Guyana was represented by Agent Carl Greenidge and Co-Agents Sir Shridath Ramphal and Audrey Waddell along with international lawyer Paul Reichler and from the Foreign Affairs Ministry, Permanent Secretary Ambassador Elisabeth Harper and Attorney Onika Archer.
While the World Court has already established that it has jurisdiction to hear the substantive case, Venezuela continues to maintain that the World Court has no jurisdiction to hear the matter. Despite this, however, a team from the Spanish-speaking nation was present during Friday’s hearing.
Venezuela’s representatives included Vice President Delcy Rodríguez and Foreign Minister Jorge Arreaza as well as the country’s Attorney General and a British lawyer.
When contacted by Guyana Times for the outcome of the case management conference, Greenidge related that the meeting went well and the two sides were given the opportunity to speak.
“The Court is now going to retire and the President will take to the other Judges [on the ICJ panel] the discussions, and make recommendations to them about how long each of the two sides should be given to prepare their submissions,” he noted.
This newspaper was further told that while Guyana would have asked for less than a year, Venezuela has requested almost two years’ time.
Nevertheless, Greenidge said that they are expecting these timelines within the next two weeks.
“The Court will choose and make a decision [on the timelines] … But we hope to have the decision within a week or so. We hope that the Court will notify us within a week or so,” the Agent on the Border case posited.
Guyana approached the World Court in 2018 seeking a final and binding judgement to reinforce that the 1899 Arbitral Award remains valid and binding on all parties as well as legal affirmation that Guyana’s Essequibo region, which contains much of the country’s natural resources, belongs to Guyana and not Venezuela.
The Spanish-speaking neighbour has laid claim to more than two-thirds of Guyana’s landmass in the Essequibo region and a portion of its Exclusive Economic Zone (EEZ) in which more than eight billion barrels of oil have been discovered.
In fact, the Nicolás Maduro regime in Caracas renewed these claims when it issued a decree in January 2021 claiming sovereignty and exclusive sovereign rights in the waters and seabed adjacent to Guyana’s coast, west of the Essequibo River – a move which has been staunchly rejected by President Dr Irfaan Ali as well as local stakeholders including the APNU/AFC Opposition and Guyana’s partners in the international community.
However, tension between the two countries escalated in the following weeks after Venezuela’s navy detained the 11-member crew of two Guyanese-registered fishing vessels – the Lady Nayera and the Sea Wolf – off the coast of Waini Point in Guyana’s EEZ.
The men were eventually released and have returned safely to Guyana’s shore upon the intervention of President Maduro following widespread pressure from the international community including regional nations.
In fact, the Caribbean Community (Caricom) at its recent 32nd Intersessional Meeting of Heads of Government reiterated concerns over this recent decree and condemned the detention of the Guyanese fishermen.
“Heads of Government noted with satisfaction that the cumulative effort of the region contributed to the unconditional release by Venezuela of the fishing vessels and crews,” the Community noted in a statement.
Caricom further reaffirmed support for Guyana in the fight for its territorial integrity and sovereignty.
“Heads of Government expressed their full support for the ongoing judicial process that is intended to bring a peaceful and definitive end to the long-standing controversy between the two countries and urged Venezuela to participate in the process.
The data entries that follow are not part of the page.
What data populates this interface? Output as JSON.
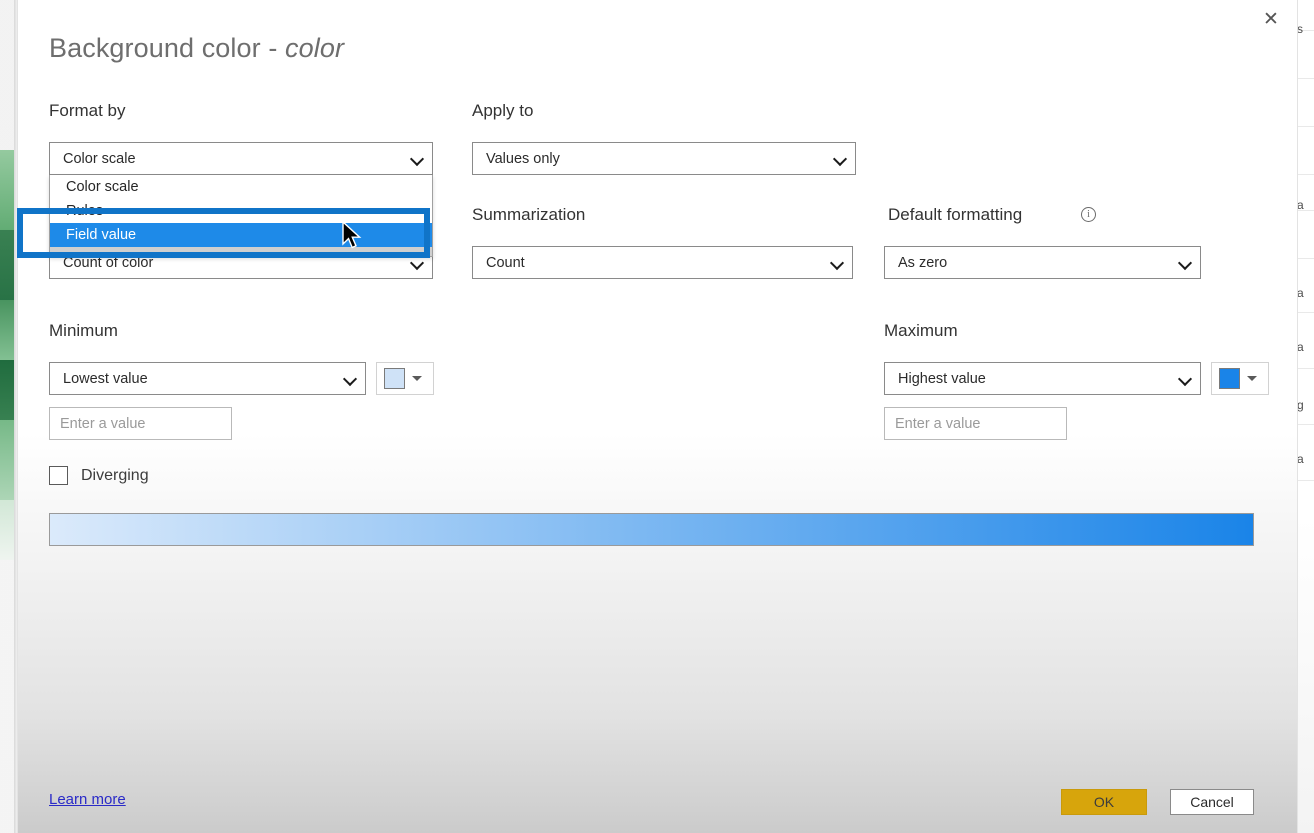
{
  "dialog": {
    "title_main": "Background color - ",
    "title_field": "color",
    "close_icon": "close-icon"
  },
  "format_by": {
    "label": "Format by",
    "selected": "Color scale",
    "options": [
      "Color scale",
      "Rules",
      "Field value"
    ],
    "highlighted_option": "Field value"
  },
  "based_on_field": {
    "selected": "Count of color"
  },
  "apply_to": {
    "label": "Apply to",
    "selected": "Values only"
  },
  "summarization": {
    "label": "Summarization",
    "selected": "Count"
  },
  "default_formatting": {
    "label": "Default formatting",
    "info_icon": "info-icon",
    "selected": "As zero"
  },
  "minimum": {
    "label": "Minimum",
    "selected": "Lowest value",
    "value": "",
    "placeholder": "Enter a value",
    "color": "#cfe2f7"
  },
  "maximum": {
    "label": "Maximum",
    "selected": "Highest value",
    "value": "",
    "placeholder": "Enter a value",
    "color": "#1a84e8"
  },
  "diverging": {
    "label": "Diverging",
    "checked": false
  },
  "gradient": {
    "from": "#dbeafb",
    "to": "#1a84e8"
  },
  "footer": {
    "learn_more": "Learn more",
    "ok": "OK",
    "cancel": "Cancel",
    "ok_color": "#d7a50c"
  },
  "background_fragments": [
    "s",
    "a",
    "a",
    "a",
    "g",
    "a"
  ]
}
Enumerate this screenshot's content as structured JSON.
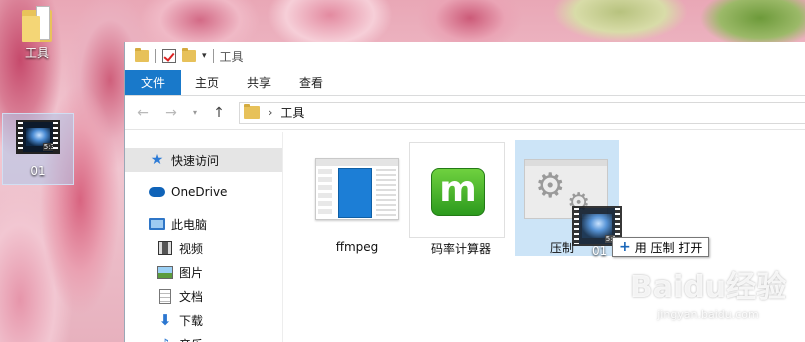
{
  "desktop": {
    "folder_label": "工具",
    "video_label": "01",
    "video_badge": "5:3"
  },
  "window": {
    "title": "工具",
    "ribbon_tabs": [
      "文件",
      "主页",
      "共享",
      "查看"
    ],
    "address": "工具",
    "nav_items": [
      {
        "label": "快速访问",
        "icon": "star-icon"
      },
      {
        "label": "OneDrive",
        "icon": "cloud-icon"
      },
      {
        "label": "此电脑",
        "icon": "computer-icon"
      },
      {
        "label": "视频",
        "icon": "video-folder-icon"
      },
      {
        "label": "图片",
        "icon": "picture-folder-icon"
      },
      {
        "label": "文档",
        "icon": "document-folder-icon"
      },
      {
        "label": "下载",
        "icon": "download-folder-icon"
      },
      {
        "label": "音乐",
        "icon": "music-folder-icon"
      }
    ],
    "files": [
      {
        "label": "ffmpeg",
        "icon": "app-window-thumbnail"
      },
      {
        "label": "码率计算器",
        "icon": "m-logo-icon"
      },
      {
        "label": "压制",
        "icon": "gear-app-icon"
      }
    ]
  },
  "drag": {
    "file_label": "01",
    "tooltip_verb": "用 压制 打开",
    "tooltip_symbol": "+"
  },
  "watermark": {
    "main": "Baidu经验",
    "sub": "jingyan.baidu.com"
  }
}
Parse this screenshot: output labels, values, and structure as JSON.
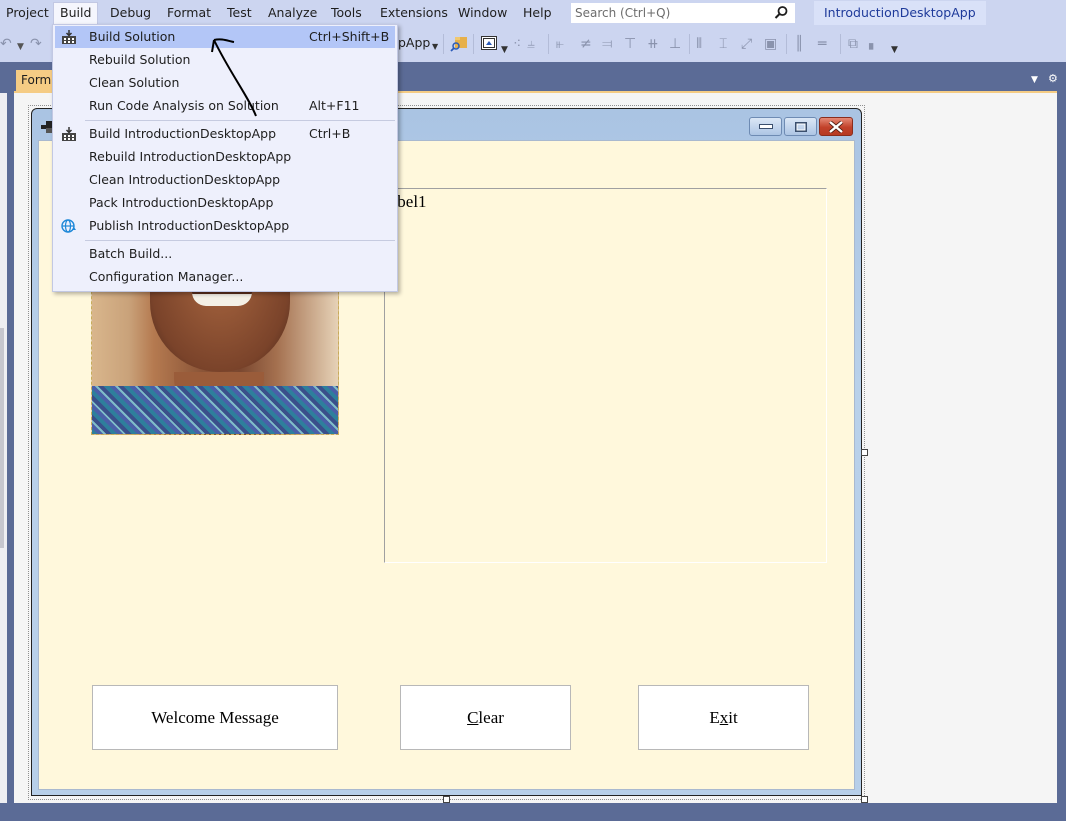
{
  "menubar": {
    "items": [
      {
        "label": "Project"
      },
      {
        "label": "Build",
        "open": true
      },
      {
        "label": "Debug"
      },
      {
        "label": "Format"
      },
      {
        "label": "Test"
      },
      {
        "label": "Analyze"
      },
      {
        "label": "Tools"
      },
      {
        "label": "Extensions"
      },
      {
        "label": "Window"
      },
      {
        "label": "Help"
      }
    ],
    "search_placeholder": "Search (Ctrl+Q)",
    "solution_name": "IntroductionDesktopApp"
  },
  "toolbar": {
    "startup_project_fragment": "pApp"
  },
  "document_tab": {
    "label": "Form1"
  },
  "build_menu": {
    "items": [
      {
        "label": "Build Solution",
        "shortcut": "Ctrl+Shift+B",
        "icon": "build-icon",
        "highlighted": true
      },
      {
        "label": "Rebuild Solution",
        "shortcut": ""
      },
      {
        "label": "Clean Solution",
        "shortcut": ""
      },
      {
        "label": "Run Code Analysis on Solution",
        "shortcut": "Alt+F11"
      },
      {
        "label": "Build IntroductionDesktopApp",
        "shortcut": "Ctrl+B",
        "icon": "build-icon"
      },
      {
        "label": "Rebuild IntroductionDesktopApp",
        "shortcut": ""
      },
      {
        "label": "Clean IntroductionDesktopApp",
        "shortcut": ""
      },
      {
        "label": "Pack IntroductionDesktopApp",
        "shortcut": ""
      },
      {
        "label": "Publish IntroductionDesktopApp",
        "shortcut": "",
        "icon": "publish-globe-icon"
      },
      {
        "label": "Batch Build...",
        "shortcut": ""
      },
      {
        "label": "Configuration Manager...",
        "shortcut": ""
      }
    ]
  },
  "form": {
    "label_text": "label1",
    "buttons": [
      {
        "label": "Welcome Message",
        "mnemonic": ""
      },
      {
        "label_pre": "",
        "mnemonic": "C",
        "label_post": "lear"
      },
      {
        "label_pre": "E",
        "mnemonic": "x",
        "label_post": "it"
      }
    ]
  },
  "colors": {
    "menubar_bg": "#ccd5f0",
    "highlight": "#b3c6f7",
    "form_client_bg": "#fff8dc",
    "tab_accent": "#f5cc84",
    "close_button": "#c2412a"
  }
}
Heads of Government remained very concerned about the threatening posture of Venezuela and reaffirmed their consistent support for the maintenance and preservation of the sovereignty and territorial integrity of Guyana,” the Caricom Member States outlined while lauding the World Court’s decision to assume jurisdiction of the border controversy.
Guyana’s March 2018 application to the ICJ was filed based on the recommendation of the United Nations Secretary General, António Guterres, following a failed good offices process between the neighbouring states.
In a majority decision on December 18, 2020, the ICJ ruled that it has jurisdiction to adjudicate over the border controversy case.
This was after Venezuela, which has refused to participate in the legal proceedings, wrote the court to say that the UN SG exceeded his authority under the 1966 Geneva Agreement when he referred the case to the ICJ, and therefore the Court lacks jurisdiction to adjudicate the matter.
The ICJ found that both Guyana and Venezuela consented to judicial settlement when they signed the Geneva Agreement since the judicial process via the ICJ is one of the means available to the Secretary General to bring an end to the controversy. Hence, the Court’s decision is binding on both parties.